7 (optional), filtering process of SPANDx results

    #Input file is Outputs/Phylogeny_and_annotation/All_SNPs_indels_annotated.txt (61203)
    #- Step1: filtering $6!=$7 (330)
    awk '{if($6!=$7) print}' < All_SNPs_indels_annotated.txt > All_SNPs_indels_annotated_.txt
    #- Step2: restricted the first 7 columns (240)
    cut -d$'\t' -f1-7 All_SNPs_indels_annotated_.txt > f1_7
    #- Step3: filtering examples as "G/C" (1450)
    grep -v "/" f1_7 > f1_7_
    #- Step4: filtering examples as ".       A" (170)
    grep -v "\." f1_7_ > f1_7__
    #- Step5: filtering examples as "T       *" (162), since we want to have only SNPs differing between BK20399 and GE3138.
    grep -v "*" f1_7__ > f1_7___
    #- Step6: only SNPs (50).
    grep -v "INDEL" f1_7___ > f1_7____
    #- Step7: get the complete rows with the positions
    cut -d$'\t' -f2-2 f1_7____ > f2
    replace "\n" with " All_SNPs_indels_annotated_.txt >> All_SNPs_annotated.txt\ngrep "
    grep "CHROM" All_SNPs_indels_annotated_.txt > All_SNPs_annotated.txt
    grep "46882" All_SNPs_indels_annotated_.txt >> All_SNPs_annotated.txt
    grep "46892" All_SNPs_indels_annotated_.txt >> All_SNPs_annotated.txt
    grep "46936" All_SNPs_indels_annotated_.txt >> All_SNPs_annotated.txt
    ....
    #- Step8: Missense mutations ()
    grep "missense_variant" All_SNPs_annotated.txt

8 (optional), merge results from two variant calling methods!
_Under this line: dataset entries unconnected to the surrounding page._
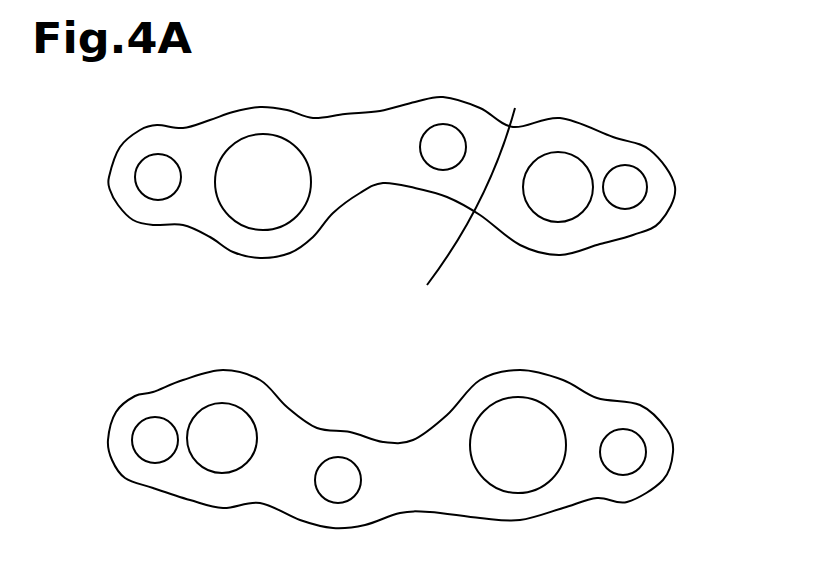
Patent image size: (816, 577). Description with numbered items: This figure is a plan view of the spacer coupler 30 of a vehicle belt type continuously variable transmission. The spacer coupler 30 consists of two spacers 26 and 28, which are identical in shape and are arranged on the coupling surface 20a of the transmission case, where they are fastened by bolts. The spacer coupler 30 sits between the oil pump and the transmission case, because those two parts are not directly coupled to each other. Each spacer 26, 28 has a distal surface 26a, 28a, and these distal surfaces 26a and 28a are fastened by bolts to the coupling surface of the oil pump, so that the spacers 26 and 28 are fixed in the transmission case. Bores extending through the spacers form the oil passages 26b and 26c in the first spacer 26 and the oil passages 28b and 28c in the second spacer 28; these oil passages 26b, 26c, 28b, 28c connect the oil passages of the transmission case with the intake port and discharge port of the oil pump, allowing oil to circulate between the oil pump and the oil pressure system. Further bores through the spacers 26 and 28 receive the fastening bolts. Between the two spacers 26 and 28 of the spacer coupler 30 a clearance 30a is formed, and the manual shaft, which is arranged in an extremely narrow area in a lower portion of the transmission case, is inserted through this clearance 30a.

The coupling surface 20a is at (625, 277).
The spacer coupler 30 is at (128, 213).
The spacer 26 is at (381, 188).
The spacer 28 is at (380, 433).
The distal surface 26a is at (362, 132).
The oil passage 26b is at (277, 212).
The oil passage 26c is at (553, 212).
The distal surface 28a is at (282, 480).
The oil passage 28b is at (497, 425).
The oil passage 28c is at (230, 422).
The clearance 30a is at (484, 185).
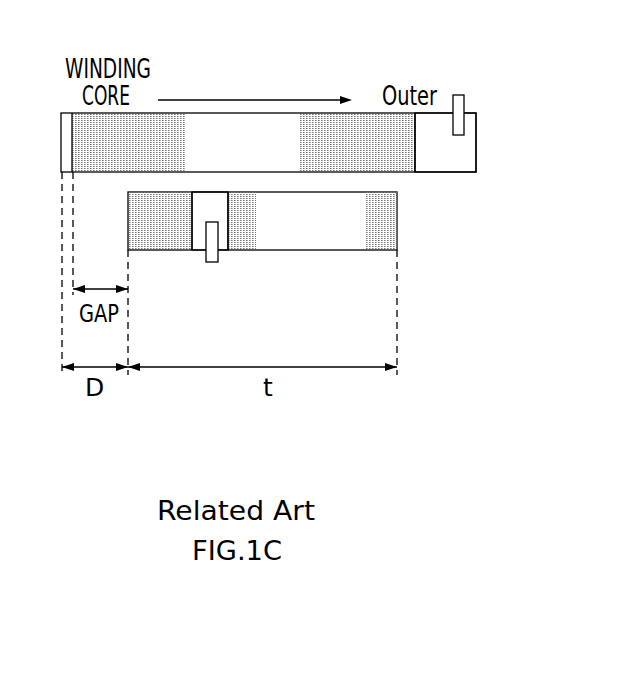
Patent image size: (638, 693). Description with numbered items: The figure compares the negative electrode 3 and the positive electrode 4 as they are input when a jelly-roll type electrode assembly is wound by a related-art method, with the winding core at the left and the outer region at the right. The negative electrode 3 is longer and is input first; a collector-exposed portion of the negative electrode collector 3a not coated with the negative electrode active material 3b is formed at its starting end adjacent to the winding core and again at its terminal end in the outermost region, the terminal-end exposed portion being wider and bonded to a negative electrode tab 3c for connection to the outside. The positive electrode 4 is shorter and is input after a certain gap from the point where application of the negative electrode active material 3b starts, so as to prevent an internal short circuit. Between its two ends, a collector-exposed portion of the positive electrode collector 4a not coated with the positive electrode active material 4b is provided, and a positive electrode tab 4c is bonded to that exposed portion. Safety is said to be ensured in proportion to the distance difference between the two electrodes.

The negative electrode 3 is at (299, 91).
The negative electrode collector 3a is at (433, 153).
The negative electrode active material 3b is at (305, 125).
The negative electrode tab 3c is at (457, 95).
The positive electrode 4 is at (294, 257).
The positive electrode collector 4a is at (223, 243).
The positive electrode active material 4b is at (377, 247).
The positive electrode tab 4c is at (210, 262).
    #-- post-processing --
    awk '{if($6!=$7) print}' < All_SNPs_indels_annotated.txt > All_SNPs_indels_annotated_.txt
    cut -d$'\t' -f1-7 All_SNPs_indels_annotated_.txt > f1_7
    grep -v "/" f1_7 > f1_7_
    grep -v "\." f1_7_ > f1_7__
    grep -v "*" f1_7__ > f1_7___

    grep -v "INDEL" f1_7___ > f1_7_SNPs
    cut -d$'\t' -f2-2 f1_7_SNPs > f1_7_SNPs_f2
    \n --> " All_SNPs_indels_annotated_.txt >> All_SNPs_annotated.txt\ngrep "
    #grep "CHROM" All_SNPs_indels_annotated_.txt > All_SNPs_annotated.txt
    #grep "46882" All_SNPs_indels_annotated_.txt >> All_SNPs_annotated.txt
    #grep "46892" All_SNPs_indels_annotated_.txt >> All_SNPs_annotated.txt

    grep -v "SNP" f1_7___ > f1_7_indels
    cut -d$'\t' -f2-2 f1_7_indels > f1_7_indels_f2
    \n --> " All_SNPs_indels_annotated_.txt >> All_indels_annotated.txt\ngrep "
    #grep "CHROM" All_SNPs_indels_annotated_.txt > All_indels_annotated.txt
    #grep "49848" All_SNPs_indels_annotated_.txt >> All_indels_annotated.txt
    #grep "53872" All_SNPs_indels_annotated_.txt >> All_indels_annotated.txt

9 (optional), PubMLST, ResFinder or RGI calling https://cge.cbs.dtu.dk/services/ https://cge.cbs.dtu.dk/services/MLST/ https://pubmlst.org/bigsdb?db=pubmlst_pacnes_seqdef&page=batchProfiles&scheme_id=3 https://cge.food.dtu.dk/services/ResFinder/ https://card.mcmaster.ca/home https://www.pseudomonas.com/ https://www.pseudomonas.com/amr/list https://card.mcmaster.ca/analyze/rgi The antimicrobial resistance genes were predicted by the tool RGI 6.0.0 which utilizes the database CARD 3.2.5 (PMID: 31665441). !!!!#check the difference of SNPs in the two files, and then look for the SNPs in my tables comparing the two isolates!!!!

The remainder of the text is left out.